Reinforcement learning (RL) and model predictive control (MPC) possess an inherent synergy in the manner in which they function. The work presented here investigates integrating RL with existing MPC in order to provide a constrained policy for the RL while also creating an adaptable objective for the MPC. Selection of MPC for combination with RL is not arbitrary. Two specific aspects of MPC are advantageous for such a combination: the use of a value function and the use of a model. The use of a model in MPC is useful since, by solving for the optimal trajectory, a projected view of the expected reward is gained. While this information can be inaccurate based on the current value function, it can allow for accelerated learning. By combining this with a correction for state transitions, an MPC formulation is derived that obeys the constraints set forth, but can adapt to changing dynamics and correct for plant model mismatch without a required discrete update, an advantage over standard MPC formulations. We propose two algorithms for the proposed value-function model predictive controller (VFMPC): one denoted as VFMPC(0) where the one step return is utilized to learn the cost function, and the other denoted as VFMPC(n), where the optimal trajectory is used to learn the n-step return subject to the dynamics of the process model. An artificial network (ANN) model is introduced into VFMPC(n) to improve the controller performance under slowly changing dynamics and plant-model mismatch, called VFMPC(

N_{P}

). The developed algorithms are applied to two applications.

查看原文本刊更多论文

利用深度强化学习对值函数进行持续学习，作为模型预测控制的目标

强化学习（RL）和模型预测控制（MPC）在它们的作用方式上具有内在的协同作用。本文研究了将RL与现有MPC集成，以便为RL提供约束策略，同时为MPC创建适应性目标。MPC与RL组合的选择不是任意的。MPC的两个具体方面对这种组合是有利的：使用价值函数和使用模型。在MPC中使用模型是有用的，因为通过求解最优轨迹，可以获得预期回报的投影视图。虽然基于当前的价值函数，这些信息可能是不准确的，但它可以允许加速学习。通过将其与状态转换的校正相结合，可以推导出遵循上述约束的MPC公式，但可以适应不断变化的动态，并在不需要离散更新的情况下纠正工厂模型不匹配，这是标准MPC公式的优势。我们为所提出的值函数模型预测控制器（VFMPC）提出了两种算法：一种表示为VFMPC(0)，其中利用一步返回来学习成本函数，另一种表示为VFMPC(n)，其中使用最优轨迹来学习n步返回服从过程模型的动力学。在VFMPC(n)中引入人工网络（ANN）模型，以改善控制器在动态缓慢变化和植物模型不匹配情况下的性能，称为VFMPC（NP）。所开发的算法应用于两种应用。
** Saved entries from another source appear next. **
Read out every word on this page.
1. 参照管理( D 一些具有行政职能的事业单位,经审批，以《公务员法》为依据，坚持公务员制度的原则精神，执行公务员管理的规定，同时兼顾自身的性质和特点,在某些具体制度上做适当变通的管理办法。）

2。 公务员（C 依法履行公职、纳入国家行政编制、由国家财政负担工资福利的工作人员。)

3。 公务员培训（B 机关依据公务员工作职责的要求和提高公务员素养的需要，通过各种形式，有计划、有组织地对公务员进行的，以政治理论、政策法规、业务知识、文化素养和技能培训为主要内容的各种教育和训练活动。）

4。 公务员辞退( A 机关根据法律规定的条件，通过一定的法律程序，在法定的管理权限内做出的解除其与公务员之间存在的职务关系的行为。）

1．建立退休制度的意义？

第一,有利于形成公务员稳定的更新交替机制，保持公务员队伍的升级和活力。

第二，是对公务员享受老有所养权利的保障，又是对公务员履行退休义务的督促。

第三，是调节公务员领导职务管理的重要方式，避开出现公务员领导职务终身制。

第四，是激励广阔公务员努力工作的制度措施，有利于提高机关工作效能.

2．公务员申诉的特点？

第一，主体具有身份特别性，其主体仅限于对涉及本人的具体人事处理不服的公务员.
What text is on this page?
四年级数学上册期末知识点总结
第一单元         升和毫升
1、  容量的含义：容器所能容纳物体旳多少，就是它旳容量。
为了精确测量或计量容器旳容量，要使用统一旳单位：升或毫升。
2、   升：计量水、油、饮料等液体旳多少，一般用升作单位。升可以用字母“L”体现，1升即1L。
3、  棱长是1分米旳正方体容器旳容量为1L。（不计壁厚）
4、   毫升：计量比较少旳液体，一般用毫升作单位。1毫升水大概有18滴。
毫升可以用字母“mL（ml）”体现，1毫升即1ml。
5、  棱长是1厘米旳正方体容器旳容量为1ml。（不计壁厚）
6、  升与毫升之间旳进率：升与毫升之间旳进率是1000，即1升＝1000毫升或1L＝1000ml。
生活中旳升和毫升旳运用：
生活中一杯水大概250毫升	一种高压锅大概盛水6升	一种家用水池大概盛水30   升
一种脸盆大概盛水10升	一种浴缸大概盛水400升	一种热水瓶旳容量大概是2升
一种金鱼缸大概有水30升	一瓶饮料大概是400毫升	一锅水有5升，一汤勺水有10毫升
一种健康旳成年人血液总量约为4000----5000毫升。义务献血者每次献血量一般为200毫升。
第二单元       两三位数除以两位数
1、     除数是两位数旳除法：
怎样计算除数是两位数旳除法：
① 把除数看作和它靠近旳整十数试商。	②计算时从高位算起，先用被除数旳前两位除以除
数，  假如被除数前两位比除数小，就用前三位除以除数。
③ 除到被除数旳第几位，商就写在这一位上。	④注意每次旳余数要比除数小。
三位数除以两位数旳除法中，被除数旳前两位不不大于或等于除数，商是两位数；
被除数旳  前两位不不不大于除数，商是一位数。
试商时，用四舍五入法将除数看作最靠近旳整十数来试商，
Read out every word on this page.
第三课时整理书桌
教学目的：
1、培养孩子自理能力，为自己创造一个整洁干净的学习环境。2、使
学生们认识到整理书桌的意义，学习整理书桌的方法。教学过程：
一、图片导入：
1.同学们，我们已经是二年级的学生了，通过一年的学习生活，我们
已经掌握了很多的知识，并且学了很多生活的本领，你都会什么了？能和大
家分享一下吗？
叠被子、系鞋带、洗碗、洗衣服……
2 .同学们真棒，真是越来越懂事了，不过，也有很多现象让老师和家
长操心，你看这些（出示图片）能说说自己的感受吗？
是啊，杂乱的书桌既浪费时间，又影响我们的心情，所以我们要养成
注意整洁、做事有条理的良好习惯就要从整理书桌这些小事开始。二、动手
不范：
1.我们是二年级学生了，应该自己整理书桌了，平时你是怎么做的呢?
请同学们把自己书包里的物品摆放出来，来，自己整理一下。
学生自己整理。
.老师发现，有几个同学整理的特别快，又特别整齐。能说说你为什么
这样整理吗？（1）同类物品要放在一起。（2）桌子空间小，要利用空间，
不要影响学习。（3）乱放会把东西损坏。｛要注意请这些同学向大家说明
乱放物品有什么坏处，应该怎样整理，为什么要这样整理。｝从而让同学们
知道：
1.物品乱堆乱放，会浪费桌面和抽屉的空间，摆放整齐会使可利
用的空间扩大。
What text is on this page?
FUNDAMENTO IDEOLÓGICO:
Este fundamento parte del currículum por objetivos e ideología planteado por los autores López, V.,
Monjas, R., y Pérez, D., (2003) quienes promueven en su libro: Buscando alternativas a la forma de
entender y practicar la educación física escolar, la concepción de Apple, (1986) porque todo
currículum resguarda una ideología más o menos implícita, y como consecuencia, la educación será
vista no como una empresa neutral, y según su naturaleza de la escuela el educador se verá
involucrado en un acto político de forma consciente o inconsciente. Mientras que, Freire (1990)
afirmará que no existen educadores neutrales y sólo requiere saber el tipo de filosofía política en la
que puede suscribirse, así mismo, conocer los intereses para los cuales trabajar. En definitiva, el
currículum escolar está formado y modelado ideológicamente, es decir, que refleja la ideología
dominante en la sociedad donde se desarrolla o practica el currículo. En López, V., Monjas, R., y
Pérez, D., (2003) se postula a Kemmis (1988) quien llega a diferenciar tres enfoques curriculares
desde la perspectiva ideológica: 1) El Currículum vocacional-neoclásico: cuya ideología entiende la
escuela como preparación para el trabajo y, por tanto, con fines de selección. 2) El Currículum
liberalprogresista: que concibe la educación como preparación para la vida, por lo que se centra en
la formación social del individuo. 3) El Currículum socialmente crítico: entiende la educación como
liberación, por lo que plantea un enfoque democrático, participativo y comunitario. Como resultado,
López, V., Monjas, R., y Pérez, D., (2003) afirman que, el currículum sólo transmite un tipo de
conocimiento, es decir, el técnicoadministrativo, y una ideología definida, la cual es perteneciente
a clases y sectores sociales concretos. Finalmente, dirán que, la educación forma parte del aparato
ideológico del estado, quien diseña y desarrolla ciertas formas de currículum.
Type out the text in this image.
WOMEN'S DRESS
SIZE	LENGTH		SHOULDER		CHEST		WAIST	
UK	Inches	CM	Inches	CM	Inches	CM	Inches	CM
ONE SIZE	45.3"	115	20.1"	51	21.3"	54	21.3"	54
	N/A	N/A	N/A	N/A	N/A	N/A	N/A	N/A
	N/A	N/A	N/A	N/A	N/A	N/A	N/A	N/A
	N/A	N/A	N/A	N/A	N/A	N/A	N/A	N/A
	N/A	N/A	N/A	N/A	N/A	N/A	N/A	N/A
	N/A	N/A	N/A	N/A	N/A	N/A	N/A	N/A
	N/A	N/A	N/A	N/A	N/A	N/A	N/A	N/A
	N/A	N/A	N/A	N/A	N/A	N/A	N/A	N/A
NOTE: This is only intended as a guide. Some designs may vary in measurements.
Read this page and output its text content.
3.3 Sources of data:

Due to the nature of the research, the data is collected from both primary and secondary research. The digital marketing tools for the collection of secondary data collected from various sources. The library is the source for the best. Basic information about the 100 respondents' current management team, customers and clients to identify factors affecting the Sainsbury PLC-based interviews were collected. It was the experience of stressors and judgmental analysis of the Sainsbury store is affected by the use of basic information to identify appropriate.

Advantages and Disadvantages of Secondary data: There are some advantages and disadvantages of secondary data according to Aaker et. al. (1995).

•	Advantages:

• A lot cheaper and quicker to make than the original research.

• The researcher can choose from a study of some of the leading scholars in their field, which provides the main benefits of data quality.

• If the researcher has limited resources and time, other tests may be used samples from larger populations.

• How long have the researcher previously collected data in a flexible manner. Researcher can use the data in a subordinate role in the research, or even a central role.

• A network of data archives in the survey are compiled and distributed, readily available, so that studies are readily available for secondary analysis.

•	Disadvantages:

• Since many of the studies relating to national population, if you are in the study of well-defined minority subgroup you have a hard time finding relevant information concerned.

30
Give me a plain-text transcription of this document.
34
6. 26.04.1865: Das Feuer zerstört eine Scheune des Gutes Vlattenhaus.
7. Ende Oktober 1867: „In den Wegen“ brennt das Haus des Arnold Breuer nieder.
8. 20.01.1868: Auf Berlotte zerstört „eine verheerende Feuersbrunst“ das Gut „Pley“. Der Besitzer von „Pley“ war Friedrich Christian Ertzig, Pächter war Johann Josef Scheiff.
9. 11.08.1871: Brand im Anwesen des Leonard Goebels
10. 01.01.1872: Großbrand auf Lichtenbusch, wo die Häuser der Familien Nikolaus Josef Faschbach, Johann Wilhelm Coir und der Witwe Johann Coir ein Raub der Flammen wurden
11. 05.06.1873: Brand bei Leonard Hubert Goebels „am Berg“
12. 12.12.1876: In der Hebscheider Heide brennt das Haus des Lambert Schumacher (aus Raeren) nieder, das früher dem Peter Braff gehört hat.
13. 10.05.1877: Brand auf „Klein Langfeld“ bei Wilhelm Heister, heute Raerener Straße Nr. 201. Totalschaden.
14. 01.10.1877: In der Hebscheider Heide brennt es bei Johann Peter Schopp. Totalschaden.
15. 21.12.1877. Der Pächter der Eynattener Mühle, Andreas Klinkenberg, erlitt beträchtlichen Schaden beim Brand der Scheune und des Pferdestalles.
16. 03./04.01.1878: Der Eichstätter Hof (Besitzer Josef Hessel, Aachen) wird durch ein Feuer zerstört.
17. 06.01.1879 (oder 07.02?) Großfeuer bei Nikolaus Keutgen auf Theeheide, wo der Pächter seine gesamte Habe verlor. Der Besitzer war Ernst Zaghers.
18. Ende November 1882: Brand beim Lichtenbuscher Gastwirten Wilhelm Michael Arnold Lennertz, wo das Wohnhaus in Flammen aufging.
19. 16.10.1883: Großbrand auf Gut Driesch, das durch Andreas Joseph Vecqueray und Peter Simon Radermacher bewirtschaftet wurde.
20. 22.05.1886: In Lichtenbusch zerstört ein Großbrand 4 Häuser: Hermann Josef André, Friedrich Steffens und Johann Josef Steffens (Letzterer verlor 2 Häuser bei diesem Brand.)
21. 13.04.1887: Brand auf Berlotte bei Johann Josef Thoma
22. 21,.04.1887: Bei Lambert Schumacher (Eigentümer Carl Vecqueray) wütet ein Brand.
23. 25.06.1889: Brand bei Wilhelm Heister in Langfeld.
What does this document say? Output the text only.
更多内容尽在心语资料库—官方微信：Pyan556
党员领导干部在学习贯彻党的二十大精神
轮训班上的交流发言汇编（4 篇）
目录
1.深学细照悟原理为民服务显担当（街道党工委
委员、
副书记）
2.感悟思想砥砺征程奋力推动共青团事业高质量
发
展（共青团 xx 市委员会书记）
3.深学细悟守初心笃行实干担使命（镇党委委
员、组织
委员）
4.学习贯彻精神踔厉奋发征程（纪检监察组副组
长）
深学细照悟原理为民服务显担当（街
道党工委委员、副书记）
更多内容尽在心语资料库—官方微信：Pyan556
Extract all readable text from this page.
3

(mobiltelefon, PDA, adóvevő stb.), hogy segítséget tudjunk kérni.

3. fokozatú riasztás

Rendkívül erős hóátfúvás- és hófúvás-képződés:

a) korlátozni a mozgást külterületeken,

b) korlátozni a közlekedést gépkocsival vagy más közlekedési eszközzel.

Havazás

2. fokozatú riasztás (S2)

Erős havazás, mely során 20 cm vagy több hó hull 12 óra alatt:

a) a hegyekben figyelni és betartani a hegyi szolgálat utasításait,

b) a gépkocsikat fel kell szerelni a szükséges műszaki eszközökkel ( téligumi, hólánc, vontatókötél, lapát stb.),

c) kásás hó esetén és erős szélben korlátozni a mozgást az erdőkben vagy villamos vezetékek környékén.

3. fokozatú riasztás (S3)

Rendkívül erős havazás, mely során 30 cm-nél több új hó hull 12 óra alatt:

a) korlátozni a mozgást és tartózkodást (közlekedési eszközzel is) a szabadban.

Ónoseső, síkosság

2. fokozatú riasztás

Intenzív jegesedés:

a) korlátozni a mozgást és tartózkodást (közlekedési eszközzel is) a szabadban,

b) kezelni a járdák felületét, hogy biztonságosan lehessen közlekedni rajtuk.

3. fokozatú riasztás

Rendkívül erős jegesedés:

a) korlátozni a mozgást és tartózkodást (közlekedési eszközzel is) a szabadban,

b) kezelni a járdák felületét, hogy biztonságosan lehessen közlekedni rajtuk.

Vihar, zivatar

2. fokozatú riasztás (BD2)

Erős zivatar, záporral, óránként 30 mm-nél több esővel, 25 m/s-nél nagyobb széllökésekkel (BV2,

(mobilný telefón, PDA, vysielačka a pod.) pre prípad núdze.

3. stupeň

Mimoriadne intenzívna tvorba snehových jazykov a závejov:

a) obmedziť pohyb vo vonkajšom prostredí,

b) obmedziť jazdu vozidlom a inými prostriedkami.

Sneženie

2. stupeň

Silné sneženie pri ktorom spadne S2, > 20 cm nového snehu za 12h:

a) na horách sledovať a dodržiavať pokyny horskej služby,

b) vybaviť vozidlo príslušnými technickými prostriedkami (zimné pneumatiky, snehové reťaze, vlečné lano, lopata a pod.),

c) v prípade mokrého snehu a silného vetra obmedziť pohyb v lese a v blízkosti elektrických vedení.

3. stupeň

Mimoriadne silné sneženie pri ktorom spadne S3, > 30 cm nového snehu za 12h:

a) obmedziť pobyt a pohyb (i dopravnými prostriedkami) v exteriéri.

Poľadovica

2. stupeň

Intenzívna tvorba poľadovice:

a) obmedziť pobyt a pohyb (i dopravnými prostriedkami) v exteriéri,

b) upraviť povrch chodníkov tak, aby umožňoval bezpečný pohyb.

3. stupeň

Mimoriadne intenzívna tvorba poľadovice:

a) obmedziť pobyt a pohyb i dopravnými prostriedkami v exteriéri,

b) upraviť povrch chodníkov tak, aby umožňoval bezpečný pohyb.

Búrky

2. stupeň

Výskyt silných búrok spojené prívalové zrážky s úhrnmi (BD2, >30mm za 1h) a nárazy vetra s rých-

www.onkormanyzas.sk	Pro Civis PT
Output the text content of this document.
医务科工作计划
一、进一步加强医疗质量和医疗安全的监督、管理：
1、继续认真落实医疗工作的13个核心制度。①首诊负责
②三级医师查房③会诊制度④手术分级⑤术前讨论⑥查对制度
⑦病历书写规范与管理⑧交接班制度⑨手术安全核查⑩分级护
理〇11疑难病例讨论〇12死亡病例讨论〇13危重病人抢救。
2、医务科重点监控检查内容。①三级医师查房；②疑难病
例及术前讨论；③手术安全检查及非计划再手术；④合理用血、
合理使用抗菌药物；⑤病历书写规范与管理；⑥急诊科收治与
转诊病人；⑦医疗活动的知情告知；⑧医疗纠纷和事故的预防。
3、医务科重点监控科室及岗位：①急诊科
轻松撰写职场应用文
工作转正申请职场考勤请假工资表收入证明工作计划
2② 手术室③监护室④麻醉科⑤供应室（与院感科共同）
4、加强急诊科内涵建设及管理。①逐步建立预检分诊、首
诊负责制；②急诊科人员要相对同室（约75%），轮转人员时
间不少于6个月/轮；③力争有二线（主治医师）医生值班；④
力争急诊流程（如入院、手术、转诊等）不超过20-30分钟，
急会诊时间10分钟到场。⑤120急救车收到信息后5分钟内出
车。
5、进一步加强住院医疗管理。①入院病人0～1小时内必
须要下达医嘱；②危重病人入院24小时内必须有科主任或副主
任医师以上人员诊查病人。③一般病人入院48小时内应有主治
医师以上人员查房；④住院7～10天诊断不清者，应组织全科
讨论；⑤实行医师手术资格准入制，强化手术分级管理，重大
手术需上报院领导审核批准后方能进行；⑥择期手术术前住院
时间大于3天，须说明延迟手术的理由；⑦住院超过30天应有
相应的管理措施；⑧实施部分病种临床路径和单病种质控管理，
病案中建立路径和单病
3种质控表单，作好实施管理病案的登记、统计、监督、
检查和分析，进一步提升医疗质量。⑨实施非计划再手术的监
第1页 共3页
本文章由计算机程序翻译，如有差异，请以英文原文为准。

求助全文

约1分钟内获得全文求助全文

来源期刊

Computers & Chemical Engineering 工程技术-工程：化工

CiteScore

8.70

自引率

14.00%

发文量

374

审稿时长

70 days

期刊介绍： Computers & Chemical Engineering is primarily a journal of record for new developments in the application of computing and systems technology to chemical engineering problems.